Stephan Komandarev est un cinéaste bulgare confirmé, ayant signé une dizaine de films à ce jour. Il reste méconnu en France, où peu de ses longs-métrages sont sortis (The World is Big, 2010 ; Taxi Sofia 2017). Avec sa maîtrise implacable, Blaga’s Lessons changera peut-être la donne.
Blaga est une femme de principes. Elle ne tolère aucune erreur, que ce soit dans le parler bulgare, qu’elle enseigne à de jeunes femmes, mais aussi dans sa propre vie. Alors que son mari est récemment décédé, elle a soigneusement économisé afin de lui offrir des funérailles dignes de son nom. Son monde s’effondre lorsqu’elle devient victime d’une escroquerie par téléphone et perd tout ce qu’elle possède. Si cette idée du personnage déchu et confronté à lui-même nous est assez familière, Stephan Komandarev lui donne ici une trajectoire intrigante et inattendue.
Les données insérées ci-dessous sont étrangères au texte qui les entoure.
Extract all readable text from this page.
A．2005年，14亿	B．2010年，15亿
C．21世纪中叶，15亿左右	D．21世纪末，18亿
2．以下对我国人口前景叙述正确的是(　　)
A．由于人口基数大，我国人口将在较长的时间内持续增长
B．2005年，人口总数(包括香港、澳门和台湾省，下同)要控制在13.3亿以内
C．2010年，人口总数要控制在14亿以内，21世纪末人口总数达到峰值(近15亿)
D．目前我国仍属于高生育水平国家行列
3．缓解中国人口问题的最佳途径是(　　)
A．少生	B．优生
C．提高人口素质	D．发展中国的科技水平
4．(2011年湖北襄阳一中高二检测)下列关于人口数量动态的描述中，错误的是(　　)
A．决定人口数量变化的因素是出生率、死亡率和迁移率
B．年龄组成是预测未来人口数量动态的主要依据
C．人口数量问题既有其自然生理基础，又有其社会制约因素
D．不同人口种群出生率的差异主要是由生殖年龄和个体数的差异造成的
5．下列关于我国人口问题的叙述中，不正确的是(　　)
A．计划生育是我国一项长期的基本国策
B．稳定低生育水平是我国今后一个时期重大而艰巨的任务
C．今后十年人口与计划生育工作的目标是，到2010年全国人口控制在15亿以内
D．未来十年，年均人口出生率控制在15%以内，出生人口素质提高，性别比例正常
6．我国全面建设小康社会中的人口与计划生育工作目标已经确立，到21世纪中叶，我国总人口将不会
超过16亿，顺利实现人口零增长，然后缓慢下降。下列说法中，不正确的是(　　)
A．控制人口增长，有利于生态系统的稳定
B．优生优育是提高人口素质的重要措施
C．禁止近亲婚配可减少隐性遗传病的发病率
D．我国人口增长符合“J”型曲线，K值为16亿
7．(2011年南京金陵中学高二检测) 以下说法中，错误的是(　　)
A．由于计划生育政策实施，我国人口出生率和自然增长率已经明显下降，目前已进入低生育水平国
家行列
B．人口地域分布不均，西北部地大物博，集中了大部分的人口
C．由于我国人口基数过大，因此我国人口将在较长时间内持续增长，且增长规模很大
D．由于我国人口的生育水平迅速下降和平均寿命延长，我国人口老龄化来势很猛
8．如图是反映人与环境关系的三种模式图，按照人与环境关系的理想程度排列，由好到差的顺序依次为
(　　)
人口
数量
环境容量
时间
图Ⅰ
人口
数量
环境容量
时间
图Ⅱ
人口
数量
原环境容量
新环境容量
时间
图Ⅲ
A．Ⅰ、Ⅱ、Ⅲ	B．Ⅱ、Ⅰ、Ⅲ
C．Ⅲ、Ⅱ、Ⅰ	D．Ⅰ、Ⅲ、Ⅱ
Afin de s’en sortir, elle s’implique elle-même dans de nouvelles arnaques. Le cinéaste remet en question la moralité et la pureté inébranlables de cette femme dans une mise en scène tendue et haletante. Dans une séquence où Blaga regarde des personnes âgées passer devant sa fenêtre, elle est terrifiante. Ces plans vampiriques montrent une femme qui a repris le contrôle de la situation. La victime est devenue bourreau.
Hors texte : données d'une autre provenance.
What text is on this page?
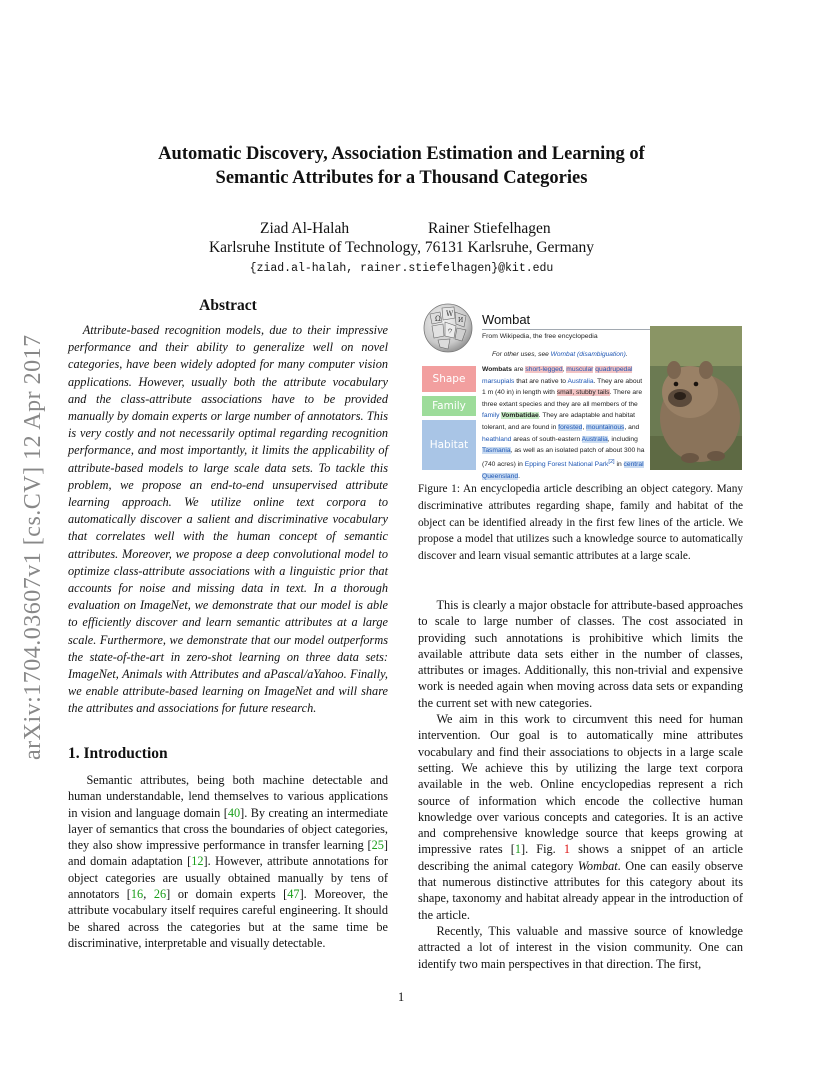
arXiv:1704.03607v1 [cs.CV] 12 Apr 2017
Automatic Discovery, Association Estimation and Learning of
Semantic Attributes for a Thousand Categories
Ziad Al-Halah	Rainer Stiefelhagen
Karlsruhe Institute of Technology, 76131 Karlsruhe, Germany
{ziad.al-halah, rainer.stiefelhagen}@kit.edu
Abstract
Attribute-based recognition models, due to their impressive performance and their ability to generalize well on novel categories, have been widely adopted for many computer vision applications. However, usually both the attribute vocabulary and the class-attribute associations have to be provided manually by domain experts or large number of annotators. This is very costly and not necessarily optimal regarding recognition performance, and most importantly, it limits the applicability of attribute-based models to large scale data sets. To tackle this problem, we propose an end-to-end unsupervised attribute learning approach. We utilize online text corpora to automatically discover a salient and discriminative vocabulary that correlates well with the human concept of semantic attributes. Moreover, we propose a deep convolutional model to optimize class-attribute associations with a linguistic prior that accounts for noise and missing data in text. In a thorough evaluation on ImageNet, we demonstrate that our model is able to efficiently discover and learn semantic attributes at a large scale. Furthermore, we demonstrate that our model outperforms the state-of-the-art in zero-shot learning on three data sets: ImageNet, Animals with Attributes and aPascal/aYahoo. Finally, we enable attribute-based learning on ImageNet and will share the attributes and associations for future research.
1. Introduction

Semantic attributes, being both machine detectable and human understandable, lend themselves to various applications in vision and language domain [40]. By creating an intermediate layer of semantics that cross the boundaries of object categories, they also show impressive performance in transfer learning [25] and domain adaptation [12]. However, attribute annotations for object categories are usually obtained manually by tens of annotators [16, 26] or domain experts [47]. Moreover, the attribute vocabulary itself requires careful engineering. It should be shared across the categories but at the same time be discriminative, interpretable and visually detectable.

Ω
W
И
ウ
Wombat
From Wikipedia, the free encyclopedia
For other uses, see Wombat (disambiguation).
Shape
Family
Habitat
Wombats are short-legged, muscular quadrupedal marsupials that are native to Australia. They are about 1 m (40 in) in length with small, stubby tails. There are three extant species and they are all members of the family Vombatidae. They are adaptable and habitat tolerant, and are found in forested, mountainous, and heathland areas of south-eastern Australia, including Tasmania, as well as an isolated patch of about 300 ha (740 acres) in Epping Forest National Park[2] in central Queensland.
Figure 1: An encyclopedia article describing an object category. Many discriminative attributes regarding shape, family and habitat of the object can be identified already in the first few lines of the article. We propose a model that utilizes such a knowledge source to automatically discover and learn visual semantic attributes at a large scale.

This is clearly a major obstacle for attribute-based approaches to scale to large number of classes. The cost associated in providing such annotations is prohibitive which limits the available attribute data sets either in the number of classes, attributes or images. Additionally, this non-trivial and expensive work is needed again when moving across data sets or expanding the current set with new categories.

We aim in this work to circumvent this need for human intervention. Our goal is to automatically mine attributes vocabulary and find their associations to objects in a large scale setting. We achieve this by utilizing the large text corpora available in the web. Online encyclopedias represent a rich source of information which encode the collective human knowledge over various concepts and categories. It is an active and comprehensive knowledge source that keeps growing at impressive rates [1]. Fig. 1 shows a snippet of an article describing the animal category Wombat. One can easily observe that numerous distinctive attributes for this category about its shape, taxonomy and habitat already appear in the introduction of the article.

Recently, This valuable and massive source of knowledge attracted a lot of interest in the vision community. One can identify two main perspectives in that direction. The first,

1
La transformation de Blaga ne vient pas de nulle part et le film s’attache à dépeindre une société bulgare chancelante. Si la police est incapable d’aider les victimes, les politiciens n’apportent pas non plus de solution. Pire encore, ils exploitent la situation dans des coups de com’ invraisemblables. Même le salarié des pompes funèbres a délaissé toute compassion. Alors que cette femme a désespérément besoin d’aide, les personnages qu’elle rencontre ne sont qu’égoïsme et cupidité. Blaga’s Lessons pointe du doigt un pays aveugle aux souffrances des personnes les plus vulnérables. Si le système bulgare est directement dénoncé, il est aussi facile d’y voir des résonances avec d’autres pays et le film nous invite plus généralement à reconsidérer le traitement des personnes âgées, à l’heure où tout un système semble leur tourner le dos.
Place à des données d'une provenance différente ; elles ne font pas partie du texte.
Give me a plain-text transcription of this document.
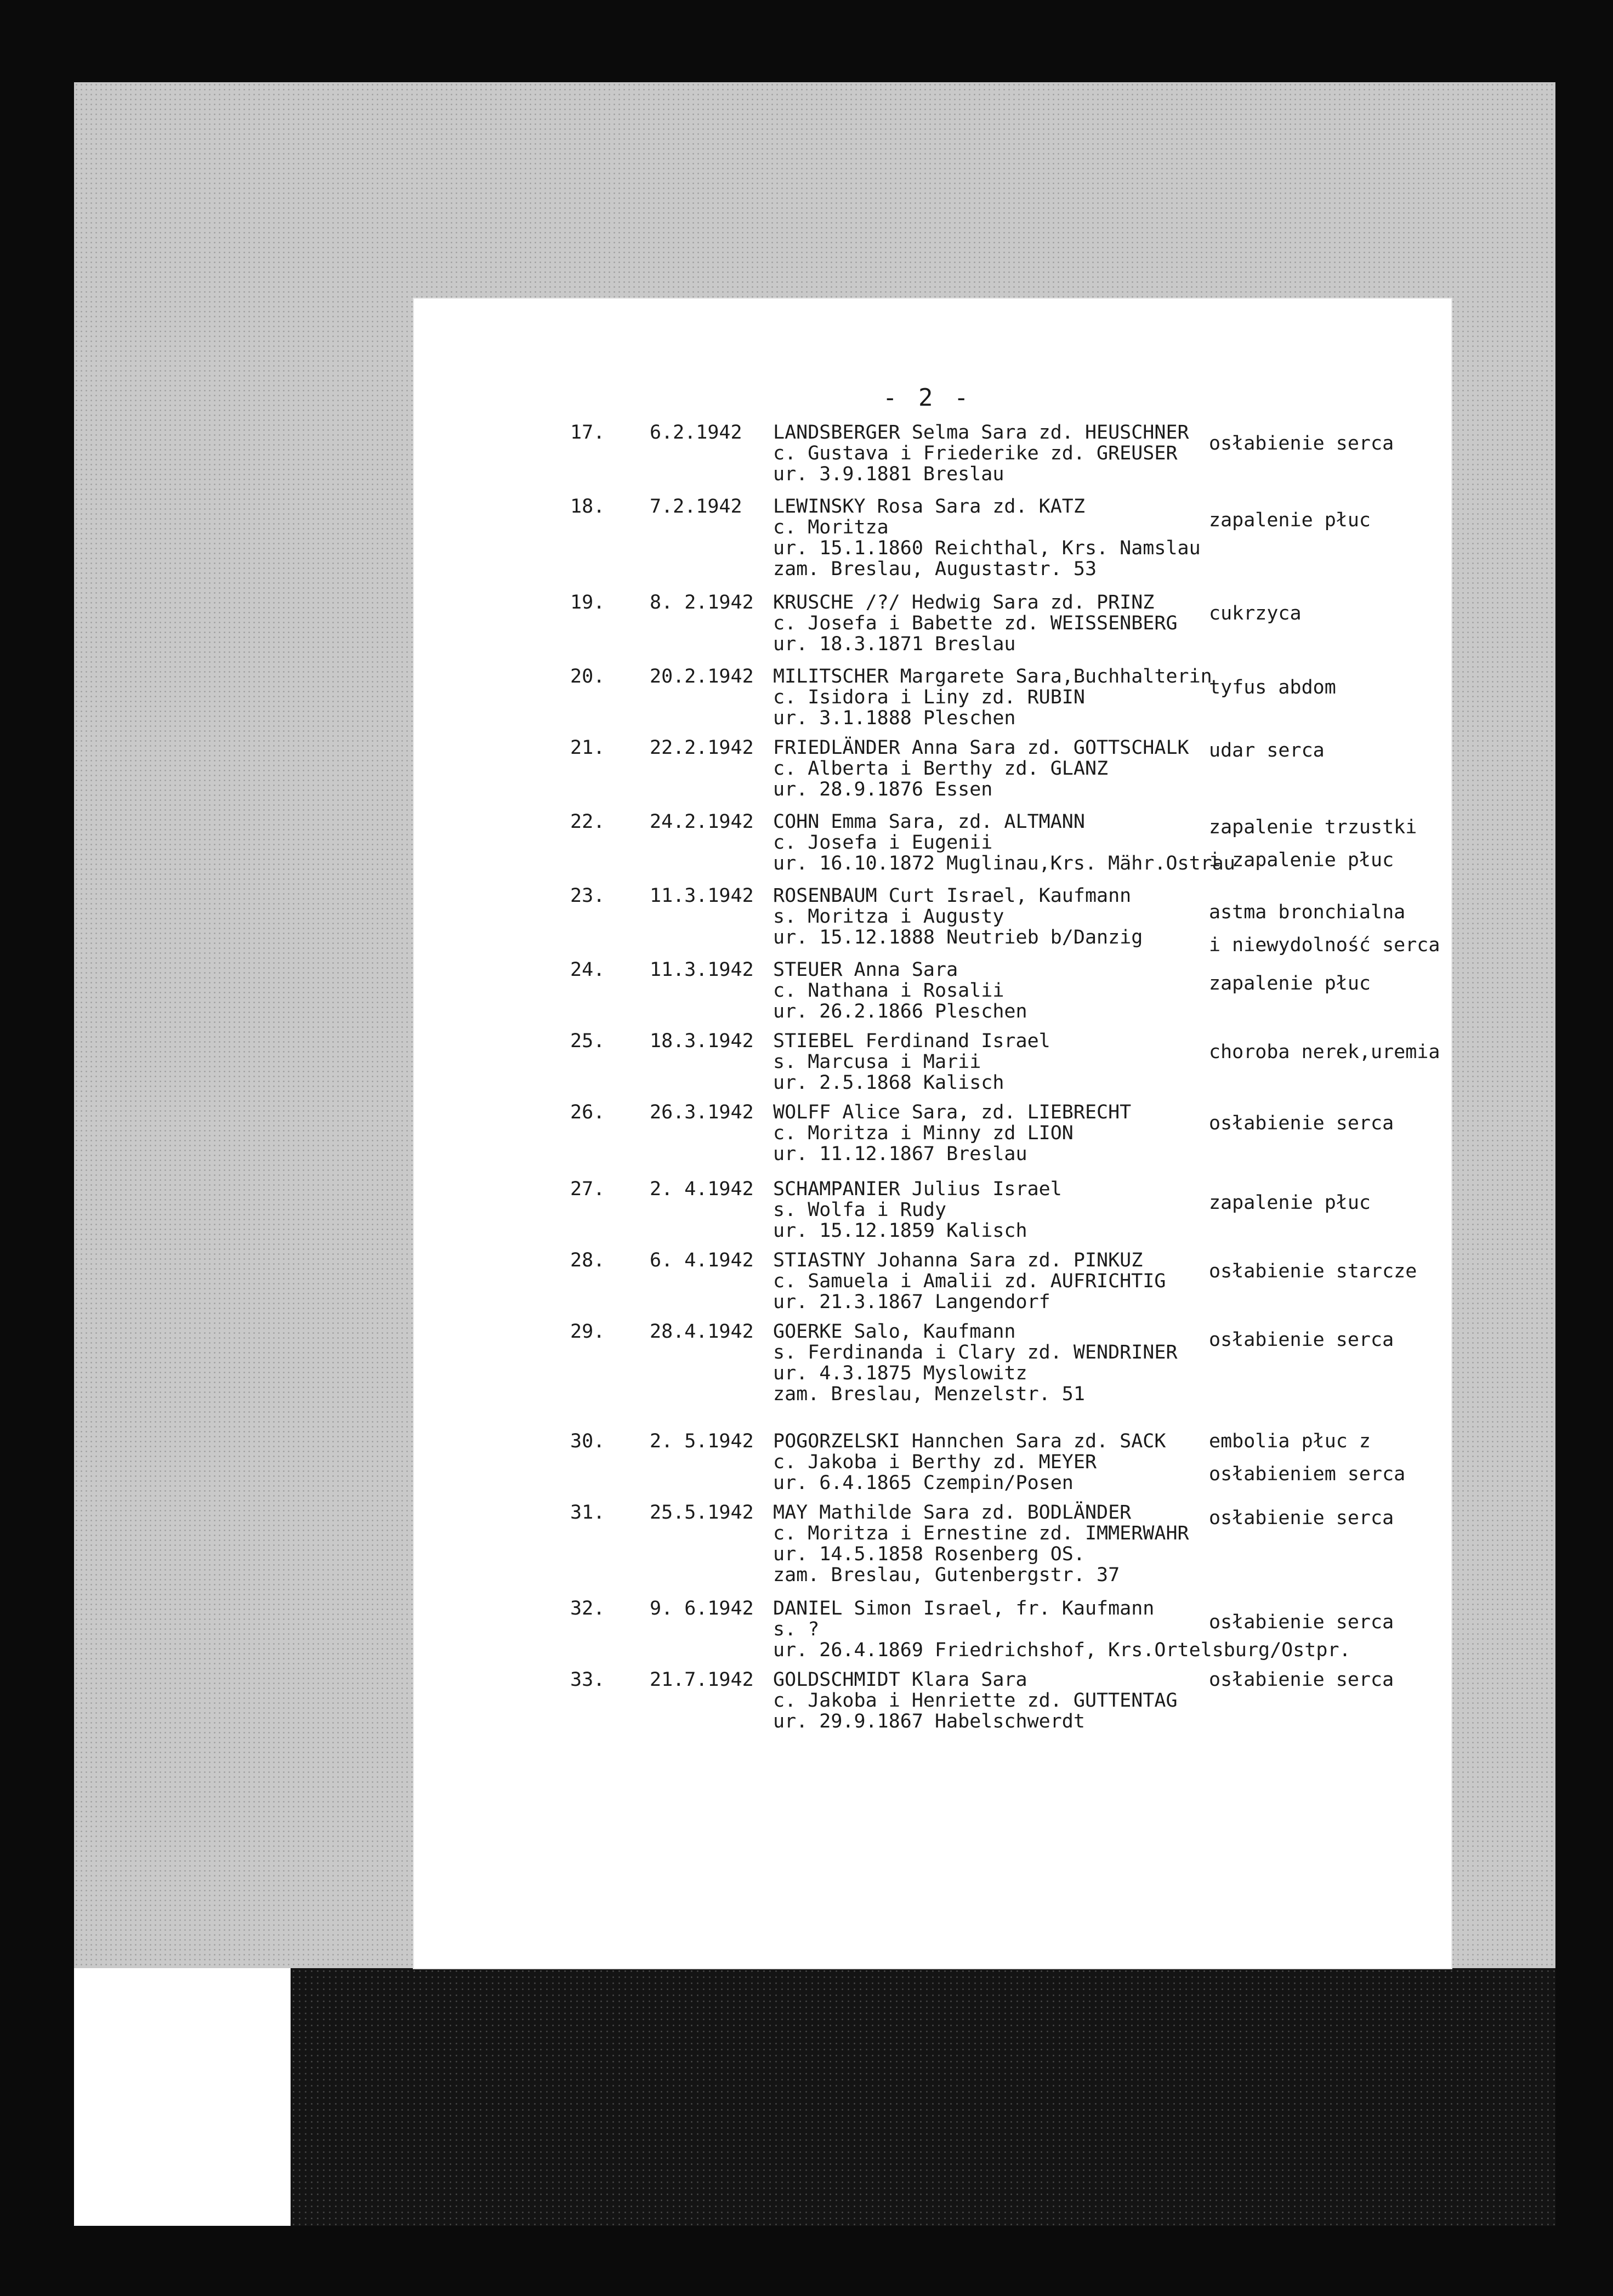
- 2 -
17. 6.2.1942 LANDSBERGER Selma Sara zd. HEUSCHNER
c. Gustava i Friederike zd. GREUSER
ur. 3.9.1881 Breslau
osłabienie serca
18. 7.2.1942 LEWINSKY Rosa Sara zd. KATZ
c. Moritza
ur. 15.1.1860 Reichthal, Krs. Namslau
zam. Breslau, Augustastr. 53
zapalenie płuc
19. 8. 2.1942 KRUSCHE /?/ Hedwig Sara zd. PRINZ
c. Josefa i Babette zd. WEISSENBERG
ur. 18.3.1871 Breslau
cukrzyca
20. 20.2.1942 MILITSCHER Margarete Sara,Buchhalterin
c. Isidora i Liny zd. RUBIN
ur. 3.1.1888 Pleschen
tyfus abdom
21. 22.2.1942 FRIEDLÄNDER Anna Sara zd. GOTTSCHALK
c. Alberta i Berthy zd. GLANZ
ur. 28.9.1876 Essen
udar serca
22. 24.2.1942 COHN Emma Sara, zd. ALTMANN
c. Josefa i Eugenii
ur. 16.10.1872 Muglinau,Krs. Mähr.Ostrau
zapalenie trzustki
i zapalenie płuc
23. 11.3.1942 ROSENBAUM Curt Israel, Kaufmann
s. Moritza i Augusty
ur. 15.12.1888 Neutrieb b/Danzig
astma bronchialna
i niewydolność serca
24. 11.3.1942 STEUER Anna Sara
c. Nathana i Rosalii
ur. 26.2.1866 Pleschen
zapalenie płuc
25. 18.3.1942 STIEBEL Ferdinand Israel
s. Marcusa i Marii
ur. 2.5.1868 Kalisch
choroba nerek,uremia
26. 26.3.1942 WOLFF Alice Sara, zd. LIEBRECHT
c. Moritza i Minny zd LION
ur. 11.12.1867 Breslau
osłabienie serca
27. 2. 4.1942 SCHAMPANIER Julius Israel
s. Wolfa i Rudy
ur. 15.12.1859 Kalisch
zapalenie płuc
28. 6. 4.1942 STIASTNY Johanna Sara zd. PINKUZ
c. Samuela i Amalii zd. AUFRICHTIG
ur. 21.3.1867 Langendorf
osłabienie starcze
29. 28.4.1942 GOERKE Salo, Kaufmann
s. Ferdinanda i Clary zd. WENDRINER
ur. 4.3.1875 Myslowitz
zam. Breslau, Menzelstr. 51
osłabienie serca
30. 2. 5.1942 POGORZELSKI Hannchen Sara zd. SACK
c. Jakoba i Berthy zd. MEYER
ur. 6.4.1865 Czempin/Posen
embolia płuc z
osłabieniem serca
31. 25.5.1942 MAY Mathilde Sara zd. BODLÄNDER
c. Moritza i Ernestine zd. IMMERWAHR
ur. 14.5.1858 Rosenberg OS.
zam. Breslau, Gutenbergstr. 37
osłabienie serca
32. 9. 6.1942 DANIEL Simon Israel, fr. Kaufmann
s. ?
ur. 26.4.1869 Friedrichshof, Krs.Ortelsburg/Ostpr.
osłabienie serca
33. 21.7.1942 GOLDSCHMIDT Klara Sara
c. Jakoba i Henriette zd. GUTTENTAG
ur. 29.9.1867 Habelschwerdt
osłabienie serca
Eli Skocheva livre une performance captivante en campant ce personnage rigide, mais tenace. Quand elle gravit les interminables marches d’une colline où trône le mémorial de la ville, elle donne l’impression de porter le poids du monde sur ses épaules. Son regard est empli d’une détermination sans faille. Elle paraît pouvoir surmonter n’importe quelle épreuve, peu importe son âge. Pour l’actrice, le film de Stephan Komandarev marque son retour sur grand écran après plus de trente ans sans jouer au cinéma. En incarnant cette femme forte, déterminée à reprendre en main son destin, Blaga’s Lessons peut aussi se lire comme une métaphore de la carrière de son actrice principale, dans un discours réflexif passionnant.